土曜日。扶桑書房へ行く。古書を三冊購入。表題にもあるように、谷崎の「刺青」の5版を入手。


谷崎潤一郎「刺青」(籾山書店)大正元年5版凾欠背改装800円
小川未明「悩ましき外景」(天佑社)大正8年8月1日初版凾欠印2800円
佐藤春夫纂述「維納の殺人容疑者」(小山書店)昭和8年9月5日初版凾1800円
「刺青」はこれで初版、3版、4版、5版を入手ということであとは2版を残すのみ。4版まではたまに見かけるものの(存在は知っていたが)5版というのは珍しいと思う。根拠はないけれども、仮に初版千部にそれぞれ重版五百部ずつとすると、累計で三千部は出ていることになるか。コンスタントに印税収入があったと思うのだがどうだろう。これに比べて「悪魔」は2版まで確認。こうして版を重ねて、「刺青」の初出は同人誌だが、世間ではやっぱり「刺青」の谷崎ってことで知られ渡っていたのだろうなあ、と。

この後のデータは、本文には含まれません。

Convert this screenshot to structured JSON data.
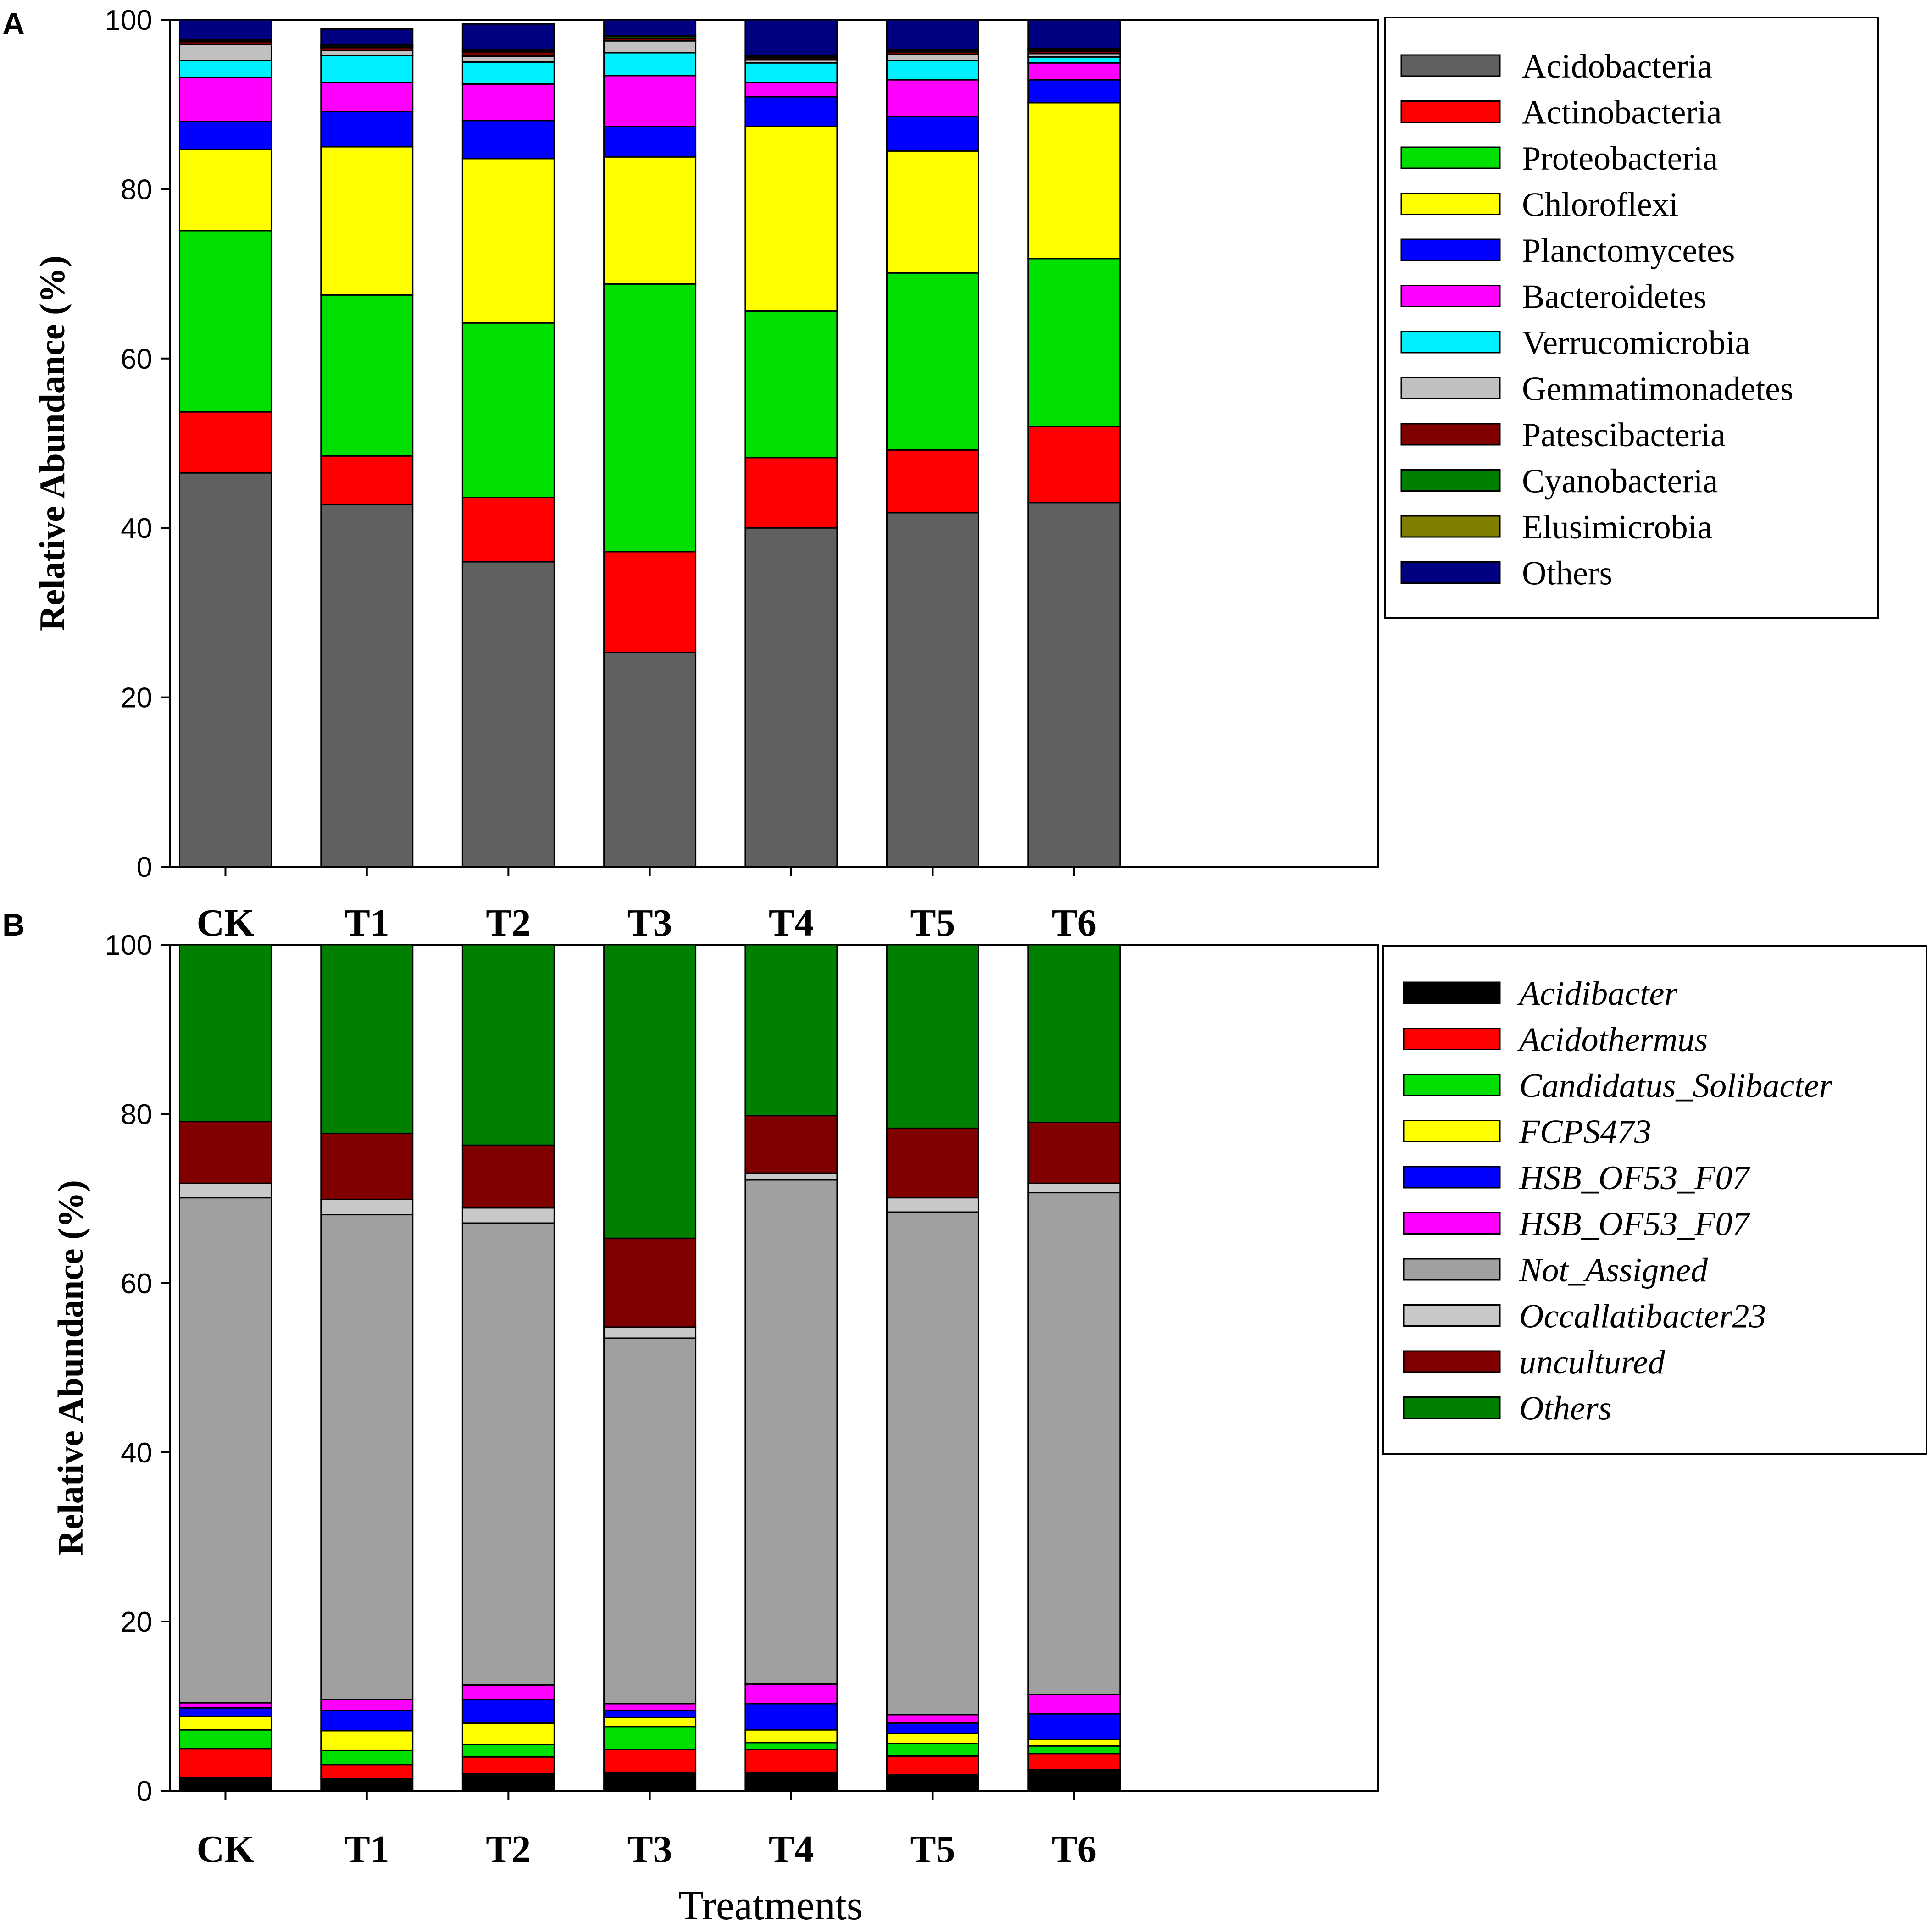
{
  "x_axis_title": "Treatments",
  "chart_data": [
    {
      "type": "bar",
      "stacked": true,
      "panel": "A",
      "ylabel": "Relative Abundance (%)",
      "ylim": [
        0,
        100
      ],
      "yticks": [
        0,
        20,
        40,
        60,
        80,
        100
      ],
      "legend_position": "right",
      "legend_italic": false,
      "categories": [
        "CK",
        "T1",
        "T2",
        "T3",
        "T4",
        "T5",
        "T6"
      ],
      "series": [
        {
          "name": "Acidobacteria",
          "color": "#606060",
          "values": [
            46.5,
            42.8,
            36.0,
            25.3,
            40.0,
            41.8,
            43.0
          ]
        },
        {
          "name": "Actinobacteria",
          "color": "#FF0000",
          "values": [
            7.2,
            5.7,
            7.6,
            11.9,
            8.3,
            7.4,
            9.0
          ]
        },
        {
          "name": "Proteobacteria",
          "color": "#00E000",
          "values": [
            21.4,
            19.0,
            20.6,
            31.6,
            17.3,
            20.9,
            19.8
          ]
        },
        {
          "name": "Chloroflexi",
          "color": "#FFFF00",
          "values": [
            9.6,
            17.5,
            19.4,
            15.0,
            21.8,
            14.4,
            18.4
          ]
        },
        {
          "name": "Planctomycetes",
          "color": "#0000FF",
          "values": [
            3.3,
            4.2,
            4.5,
            3.6,
            3.5,
            4.1,
            2.7
          ]
        },
        {
          "name": "Bacteroidetes",
          "color": "#FF00FF",
          "values": [
            5.2,
            3.4,
            4.3,
            6.0,
            1.7,
            4.3,
            2.0
          ]
        },
        {
          "name": "Verrucomicrobia",
          "color": "#00F0FF",
          "values": [
            2.0,
            3.2,
            2.6,
            2.7,
            2.3,
            2.3,
            0.7
          ]
        },
        {
          "name": "Gemmatimonadetes",
          "color": "#C0C0C0",
          "values": [
            1.9,
            0.6,
            0.7,
            1.4,
            0.4,
            0.7,
            0.4
          ]
        },
        {
          "name": "Patescibacteria",
          "color": "#800000",
          "values": [
            0.3,
            0.3,
            0.5,
            0.3,
            0.2,
            0.3,
            0.3
          ]
        },
        {
          "name": "Cyanobacteria",
          "color": "#008000",
          "values": [
            0.1,
            0.2,
            0.2,
            0.2,
            0.2,
            0.2,
            0.2
          ]
        },
        {
          "name": "Elusimicrobia",
          "color": "#808000",
          "values": [
            0.1,
            0.1,
            0.1,
            0.1,
            0.1,
            0.1,
            0.1
          ]
        },
        {
          "name": "Others",
          "color": "#000080",
          "values": [
            2.4,
            1.9,
            3.0,
            1.9,
            4.2,
            3.5,
            3.4
          ]
        }
      ]
    },
    {
      "type": "bar",
      "stacked": true,
      "panel": "B",
      "ylabel": "Relative Abundance (%)",
      "ylim": [
        0,
        100
      ],
      "yticks": [
        0,
        20,
        40,
        60,
        80,
        100
      ],
      "legend_position": "right",
      "legend_italic": true,
      "categories": [
        "CK",
        "T1",
        "T2",
        "T3",
        "T4",
        "T5",
        "T6"
      ],
      "series": [
        {
          "name": "Acidibacter",
          "color": "#000000",
          "values": [
            1.6,
            1.4,
            2.0,
            2.2,
            2.2,
            1.9,
            2.5
          ]
        },
        {
          "name": "Acidothermus",
          "color": "#FF0000",
          "values": [
            3.4,
            1.7,
            2.0,
            2.7,
            2.7,
            2.2,
            1.9
          ]
        },
        {
          "name": "Candidatus_Solibacter",
          "color": "#00E000",
          "values": [
            2.2,
            1.7,
            1.5,
            2.7,
            0.8,
            1.5,
            0.9
          ]
        },
        {
          "name": "FCPS473",
          "color": "#FFFF00",
          "values": [
            1.6,
            2.3,
            2.5,
            1.1,
            1.5,
            1.2,
            0.8
          ]
        },
        {
          "name": "HSB_OF53_F07",
          "color": "#0000FF",
          "values": [
            1.0,
            2.4,
            2.8,
            0.8,
            3.1,
            1.2,
            3.0
          ]
        },
        {
          "name": "HSB_OF53_F07",
          "color": "#FF00FF",
          "values": [
            0.6,
            1.3,
            1.7,
            0.8,
            2.3,
            1.0,
            2.3
          ]
        },
        {
          "name": "Not_Assigned",
          "color": "#A0A0A0",
          "values": [
            59.7,
            57.3,
            54.6,
            43.2,
            59.6,
            59.4,
            59.3
          ]
        },
        {
          "name": "Occallatibacter23",
          "color": "#C8C8C8",
          "values": [
            1.7,
            1.8,
            1.8,
            1.3,
            0.8,
            1.7,
            1.1
          ]
        },
        {
          "name": "uncultured",
          "color": "#800000",
          "values": [
            7.3,
            7.8,
            7.4,
            10.5,
            6.8,
            8.2,
            7.2
          ]
        },
        {
          "name": "Others",
          "color": "#008000",
          "values": [
            20.9,
            22.3,
            23.7,
            34.7,
            20.2,
            21.7,
            21.0
          ]
        }
      ]
    }
  ]
}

未明の短篇集は昨日に続き素直に嬉しい。どうもワタクシ自身がマイナー嗜好なのか、児童文学ではない未明に注目している。劇作家ではない小山内とか。外装はいらないので、これくらいの価格でほかも入手したいところである。
「維納の殺人容疑者」は、いまでは文庫になっているが、これも十年くらい前に古書展の場で買おうか買わないか逡巡しやめてしまったことがあった。その時はもっと状態が悪くて二千円くらいだったけれども、もっとコンディションが良くてこの価格ならば御の字である。事件を報じる当時の維納正午新聞をそのまま使った装幀も面白いけれども(秦豊吉のドイツものみたいだ)、クリップン事件とか当時猟奇的な海外の事件が日本でも話題になっていたし、探偵小説ブームもあって、こういうものが受け入れられる下地は十分だっただろう。